Olá meus amores, a resenha de hoje é sobre um livro que traz uma proposta bem diferente, Ofélia reconstrói a peça mais longa de Shakespeare, sem provocar grandes alterações na história original e utilizando de uma linguagem e recursos textuais mais adequados para este século, além de contar a tragédia pelo ponto de vista da jovem cujo maior erro foi atrair a atenção da realeza.

Órfã de mãe e praticamente esquecida pelo pai, Ofélia, ainda muito, nova caiu nas graças da rainha Gertrudes e se tornou uma de suas damas de honra mais querida. A inocência, sagacidade e a beleza de Ofélia fizeram com que ela chamasse a atenção não apenas da rainha como também do príncipe Hamlet, e eles se relacionaram em segredo enquanto usavam de artifícios e simulações para não chamar a atenção para o que compartilhavam. Quando o rei Hamlet é assassinado e logo em seguida seu tio Cláudio casa-se com a sua mãe viúva, o príncipe, que já era dado a afetações, se mostra paranoico e é consumido pelo desejo de vingar o pai que ele tem certeza de que foi assassinado.

Nesse ponto do livro, Hamlet se vê em um dilema moral grandioso, vingar a morte do pai matando seu assassino seria um pecado imperdoável que custaria a sua alma ou se trataria de justiça divina? A obsessão do príncipe em ser ele próprio o emissário da justiça, em muitos momentos, me lembrou o personagem Dantés de O conde de Monte Cristo, que de tão determinado em se vingar, tão crente em seu desejo por uma punição a seus agressores, chega a se colocar na posição de um agente de Deus tal qual um anjo vingador, cujo pecado serviria a um bem maior. O problema é que Hamlet mergulha tão profundamente nessa vingança que os limites entre a sanidade e a loucura ficam meio embaraçados.


Acostumada a guardar segredos e crescendo a sombra de um hábil manipulador, Ofélia toma como missão proteger Hamlet da loucura nem que para isso ela precise manipular a vontade do príncipe e de outros poderosos da Corte sem que estes percebam.
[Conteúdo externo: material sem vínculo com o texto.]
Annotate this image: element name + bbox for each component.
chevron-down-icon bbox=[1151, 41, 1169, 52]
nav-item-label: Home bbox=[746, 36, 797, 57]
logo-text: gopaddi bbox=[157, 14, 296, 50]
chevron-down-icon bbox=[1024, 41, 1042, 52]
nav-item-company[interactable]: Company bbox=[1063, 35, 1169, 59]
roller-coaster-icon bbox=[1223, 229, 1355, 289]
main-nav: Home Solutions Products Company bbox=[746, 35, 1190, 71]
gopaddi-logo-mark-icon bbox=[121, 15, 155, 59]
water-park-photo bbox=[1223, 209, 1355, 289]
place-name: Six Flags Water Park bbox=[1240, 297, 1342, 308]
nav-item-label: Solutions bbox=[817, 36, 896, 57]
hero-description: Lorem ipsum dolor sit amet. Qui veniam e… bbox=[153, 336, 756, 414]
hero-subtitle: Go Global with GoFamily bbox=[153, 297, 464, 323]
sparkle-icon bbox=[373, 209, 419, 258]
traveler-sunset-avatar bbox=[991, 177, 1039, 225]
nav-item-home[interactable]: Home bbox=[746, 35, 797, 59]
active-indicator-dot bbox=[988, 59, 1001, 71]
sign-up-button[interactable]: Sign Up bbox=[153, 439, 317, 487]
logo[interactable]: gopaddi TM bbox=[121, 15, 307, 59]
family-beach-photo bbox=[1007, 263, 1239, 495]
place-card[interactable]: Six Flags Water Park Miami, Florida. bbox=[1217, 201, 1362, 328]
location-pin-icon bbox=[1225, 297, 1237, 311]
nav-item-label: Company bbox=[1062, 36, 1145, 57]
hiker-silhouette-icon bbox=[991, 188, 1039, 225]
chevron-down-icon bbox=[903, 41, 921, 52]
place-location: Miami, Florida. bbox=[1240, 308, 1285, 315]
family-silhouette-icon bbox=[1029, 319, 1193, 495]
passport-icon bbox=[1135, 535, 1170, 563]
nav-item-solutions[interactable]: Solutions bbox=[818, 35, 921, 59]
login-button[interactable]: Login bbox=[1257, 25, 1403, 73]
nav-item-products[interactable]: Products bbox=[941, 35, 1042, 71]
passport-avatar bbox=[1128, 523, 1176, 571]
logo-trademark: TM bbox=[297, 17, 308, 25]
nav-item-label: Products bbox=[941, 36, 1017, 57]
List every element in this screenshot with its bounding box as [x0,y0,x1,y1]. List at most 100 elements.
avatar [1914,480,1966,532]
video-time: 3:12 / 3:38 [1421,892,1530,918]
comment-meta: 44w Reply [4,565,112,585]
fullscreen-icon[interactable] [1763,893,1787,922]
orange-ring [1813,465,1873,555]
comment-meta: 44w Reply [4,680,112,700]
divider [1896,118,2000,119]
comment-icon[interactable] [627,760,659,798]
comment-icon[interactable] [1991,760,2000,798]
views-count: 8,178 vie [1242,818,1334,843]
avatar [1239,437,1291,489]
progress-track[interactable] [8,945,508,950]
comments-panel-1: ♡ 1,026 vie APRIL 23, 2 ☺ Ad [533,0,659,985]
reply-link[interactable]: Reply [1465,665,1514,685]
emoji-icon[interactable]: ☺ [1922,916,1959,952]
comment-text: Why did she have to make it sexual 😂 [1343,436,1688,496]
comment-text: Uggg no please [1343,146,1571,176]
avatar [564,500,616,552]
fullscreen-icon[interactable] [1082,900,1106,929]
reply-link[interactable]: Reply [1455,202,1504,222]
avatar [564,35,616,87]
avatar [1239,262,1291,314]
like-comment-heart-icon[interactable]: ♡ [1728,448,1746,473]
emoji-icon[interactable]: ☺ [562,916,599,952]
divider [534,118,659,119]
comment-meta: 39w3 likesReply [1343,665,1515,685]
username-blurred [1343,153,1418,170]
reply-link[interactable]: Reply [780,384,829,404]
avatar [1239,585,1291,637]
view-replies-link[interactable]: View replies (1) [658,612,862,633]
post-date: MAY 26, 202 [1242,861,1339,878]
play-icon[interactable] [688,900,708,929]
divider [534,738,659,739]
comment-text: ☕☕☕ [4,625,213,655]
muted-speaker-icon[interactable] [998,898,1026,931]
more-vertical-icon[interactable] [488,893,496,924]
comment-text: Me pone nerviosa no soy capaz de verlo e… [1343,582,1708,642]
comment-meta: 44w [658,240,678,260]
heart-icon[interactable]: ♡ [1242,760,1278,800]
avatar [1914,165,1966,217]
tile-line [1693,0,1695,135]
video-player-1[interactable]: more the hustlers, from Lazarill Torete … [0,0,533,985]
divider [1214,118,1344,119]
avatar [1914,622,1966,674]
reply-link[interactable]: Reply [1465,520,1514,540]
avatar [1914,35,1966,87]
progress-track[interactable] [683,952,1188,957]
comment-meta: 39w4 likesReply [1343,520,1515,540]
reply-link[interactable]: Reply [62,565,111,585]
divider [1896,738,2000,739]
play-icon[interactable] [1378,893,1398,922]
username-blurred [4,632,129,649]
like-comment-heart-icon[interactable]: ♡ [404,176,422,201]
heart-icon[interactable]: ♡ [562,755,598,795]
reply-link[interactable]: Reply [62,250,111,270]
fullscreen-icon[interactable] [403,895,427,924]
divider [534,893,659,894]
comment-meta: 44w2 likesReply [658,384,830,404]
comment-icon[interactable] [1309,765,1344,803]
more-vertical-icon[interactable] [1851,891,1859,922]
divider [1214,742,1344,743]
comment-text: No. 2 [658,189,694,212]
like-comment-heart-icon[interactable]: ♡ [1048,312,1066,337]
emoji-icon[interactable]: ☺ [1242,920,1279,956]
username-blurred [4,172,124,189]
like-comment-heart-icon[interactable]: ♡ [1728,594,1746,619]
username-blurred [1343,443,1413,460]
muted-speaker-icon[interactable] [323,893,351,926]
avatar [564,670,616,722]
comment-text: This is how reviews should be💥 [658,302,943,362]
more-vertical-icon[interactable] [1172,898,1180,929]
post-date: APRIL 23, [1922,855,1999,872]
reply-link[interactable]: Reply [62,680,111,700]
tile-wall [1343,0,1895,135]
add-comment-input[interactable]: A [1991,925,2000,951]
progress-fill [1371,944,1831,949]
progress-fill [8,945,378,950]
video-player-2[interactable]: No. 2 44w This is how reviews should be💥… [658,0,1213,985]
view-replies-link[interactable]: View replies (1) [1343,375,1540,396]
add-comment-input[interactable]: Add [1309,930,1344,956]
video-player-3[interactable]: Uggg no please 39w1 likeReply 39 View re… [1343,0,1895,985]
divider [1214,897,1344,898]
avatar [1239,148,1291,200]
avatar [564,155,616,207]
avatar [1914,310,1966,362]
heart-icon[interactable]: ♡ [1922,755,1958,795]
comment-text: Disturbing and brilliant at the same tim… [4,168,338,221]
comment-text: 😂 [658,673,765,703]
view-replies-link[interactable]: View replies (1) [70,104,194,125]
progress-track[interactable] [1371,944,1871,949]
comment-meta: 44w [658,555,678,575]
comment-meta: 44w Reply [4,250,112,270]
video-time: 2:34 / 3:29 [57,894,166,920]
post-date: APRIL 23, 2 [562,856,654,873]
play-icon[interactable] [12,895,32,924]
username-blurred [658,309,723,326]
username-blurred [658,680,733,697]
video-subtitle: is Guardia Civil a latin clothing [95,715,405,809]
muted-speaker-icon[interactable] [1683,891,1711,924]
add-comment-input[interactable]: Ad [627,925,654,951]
Antes apenas uma peça nas grandes intrigas da Corte, neste livro vemos Ofélia utilizar de todos os artifícios que aprendeu para tentar salvar a própria vida enquanto luta para manter sã a mente do jovem que ama. Eu admirei muito isso, de a personagem não se conformar com os acontecimentos ruins que o destino foi jogando na vida dela. Mostra que ser inocente e virtuosa não eliminou sua expertise e capacidade de enfrentar dificuldades por conta própria.

A melancolia e a tendência a dramatizar shakesperianas se fazem presentes em muitos momentos tensos para os personagens e a autora soube usar bem desses recursos ao expor sentimentos que carregam o peito de Ofélia, acrescentando mais emoção e sensibilizando o leitor com relação aos dramas vividos pelos personagens. Em alguns trechos a narração é quase poética de tão intensa e dramática mas sem perder a naturalidade esperada nesta releitura proposta pela Lisa Klein.
“Duvide que as estrelas são fogoDuvide que o sol se move;Duvide que a verdade seja mentirosa;Mas nunca duvide que eu ame.”

Ofélia, assim como Gertrudes, e outras protagonistas femininas da história, se mostram fortes, inteligentes e resilientes, mas em relação aos jogos de poder jogados pelos homens, elas atuaram conforme se espera que uma mulher da época se comportasse, não importando sua posição. Achei que isso trouxe maior realismo às figuras que elas representavam. Sou feminista e adoro ver mulheres em posição de poder e não abaixando a cabeça para o patriarcado, mas gosto mais ainda de ver o contexto histórico sendo respeitado.

Ao final, a dama de honra vê sua vida dar um giro de 360 graus e eu nem comentaria sobre isso não fosse o fato de que, apesar de a história de Ofélia ter sido encerrada da forma mais perfeita possível, intencionalmente ou não, a autora deixou aberta a possibilidade de haver, quem sabe no futuro, novos capítulos para a história de Ofélia.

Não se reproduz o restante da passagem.